Supplementary Information

Below is the link to the electronic supplementary material.

Declarations

Funding

Institut national de la santé et de la recherche médicale (Inserm) is the sponsor of the TREOCAPA trial. The project leading to this application has received funding through the Connect4Children consortium from the Innovative Medicines Initiatives 2 Joint Undertaking under grant agreement n°777389. This joint undertaking receives support from the European Union’s Horizon 2020 research and innovation programme and EFPIA.

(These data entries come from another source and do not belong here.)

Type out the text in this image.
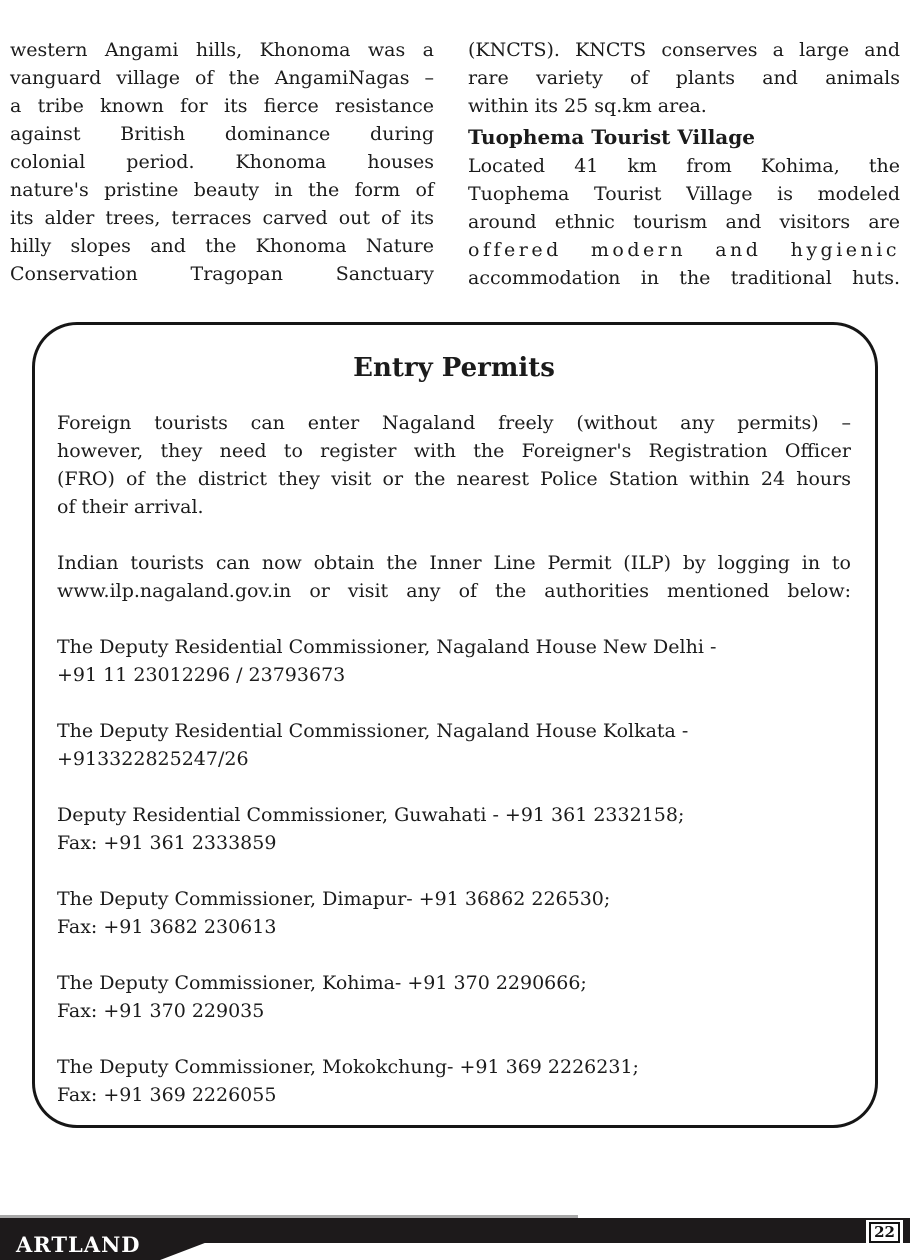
western Angami hills, Khonoma was a
vanguard village of the AngamiNagas –
a tribe known for its fierce resistance
against British dominance during
colonial period. Khonoma houses
nature's pristine beauty in the form of
its alder trees, terraces carved out of its
hilly slopes and the Khonoma Nature
Conservation Tragopan Sanctuary
(KNCTS). KNCTS conserves a large and
rare variety of plants and animals
within its 25 sq.km area.
Tuophema Tourist Village
Located 41 km from Kohima, the
Tuophema Tourist Village is modeled
around ethnic tourism and visitors are
offered modern and hygienic
accommodation in the traditional huts.
Entry Permits
Foreign tourists can enter Nagaland freely (without any permits) –
however, they need to register with the Foreigner's Registration Officer
(FRO) of the district they visit or the nearest Police Station within 24 hours
of their arrival.
Indian tourists can now obtain the Inner Line Permit (ILP) by logging in to
www.ilp.nagaland.gov.in or visit any of the authorities mentioned below:
The Deputy Residential Commissioner, Nagaland House New Delhi -
+91 11 23012296 / 23793673
The Deputy Residential Commissioner, Nagaland House Kolkata -
+913322825247/26
Deputy Residential Commissioner, Guwahati - +91 361 2332158;
Fax: +91 361 2333859
The Deputy Commissioner, Dimapur- +91 36862 226530;
Fax: +91 3682 230613
The Deputy Commissioner, Kohima- +91 370 2290666;
Fax: +91 370 229035
The Deputy Commissioner, Mokokchung- +91 369 2226231;
Fax: +91 369 2226055
ARTLAND	22
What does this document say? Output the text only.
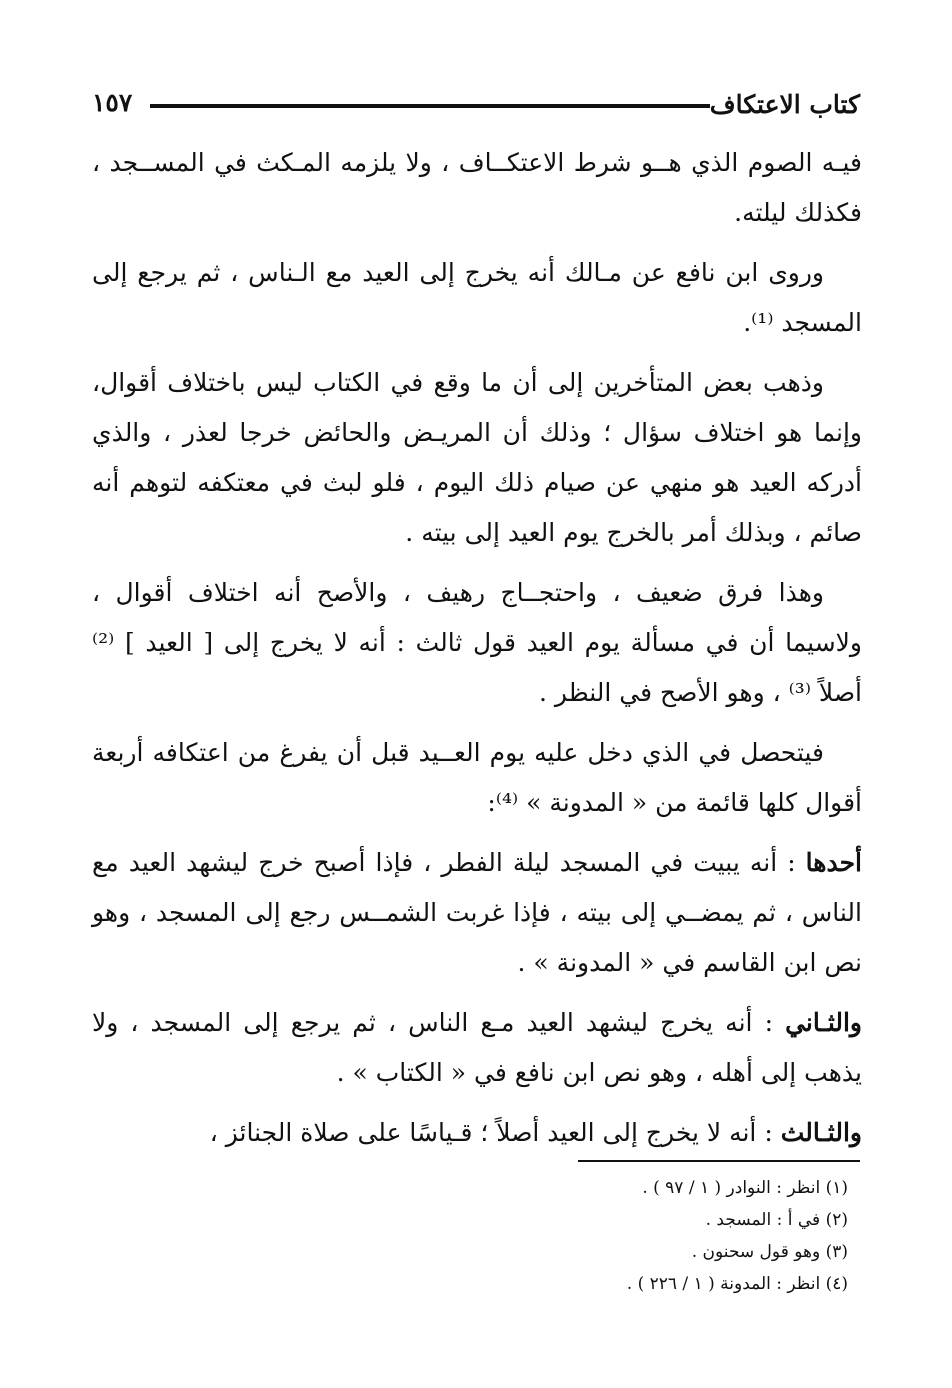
كتاب الاعتكاف
١٥٧

فيـه الصوم الذي هــو شرط الاعتكــاف ، ولا يلزمه المـكث في المســجد ، فكذلك ليلته.

وروى ابن نافع عن مـالك أنه يخرج إلى العيد مع الـناس ، ثم يرجع إلى المسجد ⁽¹⁾.

وذهب بعض المتأخرين إلى أن ما وقع في الكتاب ليس باختلاف أقوال، وإنما هو اختلاف سؤال ؛ وذلك أن المريـض والحائض خرجا لعذر ، والذي أدركه العيد هو منهي عن صيام ذلك اليوم ، فلو لبث في معتكفه لتوهم أنه صائم ، وبذلك أمر بالخرج يوم العيد إلى بيته .

وهذا فرق ضعيف ، واحتجــاج رهيف ، والأصح أنه اختلاف أقوال ، ولاسيما أن في مسألة يوم العيد قول ثالث : أنه لا يخرج إلى [ العيد ] ⁽²⁾ أصلاً ⁽³⁾ ، وهو الأصح في النظر .

فيتحصل في الذي دخل عليه يوم العــيد قبل أن يفرغ من اعتكافه أربعة أقوال كلها قائمة من « المدونة » ⁽⁴⁾:

أحدها : أنه يبيت في المسجد ليلة الفطر ، فإذا أصبح خرج ليشهد العيد مع الناس ، ثم يمضــي إلى بيته ، فإذا غربت الشمــس رجع إلى المسجد ، وهو نص ابن القاسم في « المدونة » .

والثـاني : أنه يخرج ليشهد العيد مـع الناس ، ثم يرجع إلى المسجد ، ولا يذهب إلى أهله ، وهو نص ابن نافع في « الكتاب » .

والثـالث : أنه لا يخرج إلى العيد أصلاً ؛ قـياسًا على صلاة الجنائز ،

(١) انظر : النوادر ( ١ / ٩٧ ) .
(٢) في أ : المسجد .
(٣) وهو قول سحنون .
(٤) انظر : المدونة ( ١ / ٢٢٦ ) .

Role of the funder/sponsor

The funding organisation had no role in the design and conduct of the study; collection, management, analysis, and interpretation of the data; preparation, review, or approval of the manuscript; or decision to submit the manuscript for publication.

Conflict of interest

Faheemah Padavia, Jean-Marc Treluyer, Gilles Cambonie, Cyril Flamant, Aline Rideau, Manon Tauzin, Juliana Patkai, Géraldine Gascoin, Mirka Lumia, Outi Aikio, Frantz Foissac, Saïk Urien, Sihem Benaboud, Gabrielle Lui, Léo Froelicher Bournaud, Yi Zheng, Ruth Kemper, Marine Tortigue, Alban-Elouen Baruteau, Jaana Kallio, Mikko Hallman, Alpha Diallo, Léa Levoyer, Jean-Christophe Roze And Naïm Bouazza declare that they have no potential conflicts of interest that might be relevant to the contents of this manuscript.

Ethics approval

The trial was approved by the ethics committee of Centre Hospitalier La Chartreuse (approval number SI 20.03.09.40128) for France and by the regional medical research ethics committee of North Ostrobothnia (approval number 68/06.00.00/20 19) for Finland.

Consent to participate

Written informed consent was obtained from both parents of each infant.

Consent for publication

Not applicable.

Data availability statement

The data that support the findings of this study are available from Institut national de la santé et de la recherche médicale (Inserm) but restrictions apply to the availability of these data, which were used under license for the current study, and so are not publicly available. However, data are available from the authors upon reasonable request and with permission from Inserm.

Author contributions

Concept and design: NB, MH, JMT, JCR. Acquisition of data: GC, CF, AR, MT, JP, GG, ML, OA, YZ, MT, AEB. Analysis and interpretation of data: FP, NB, FF, SU, JCR. Drafting of the manuscript: FP, NB, FF, SU, GL, LFB, JCR. Critical revision of the manuscript for important intellectual content: All authors.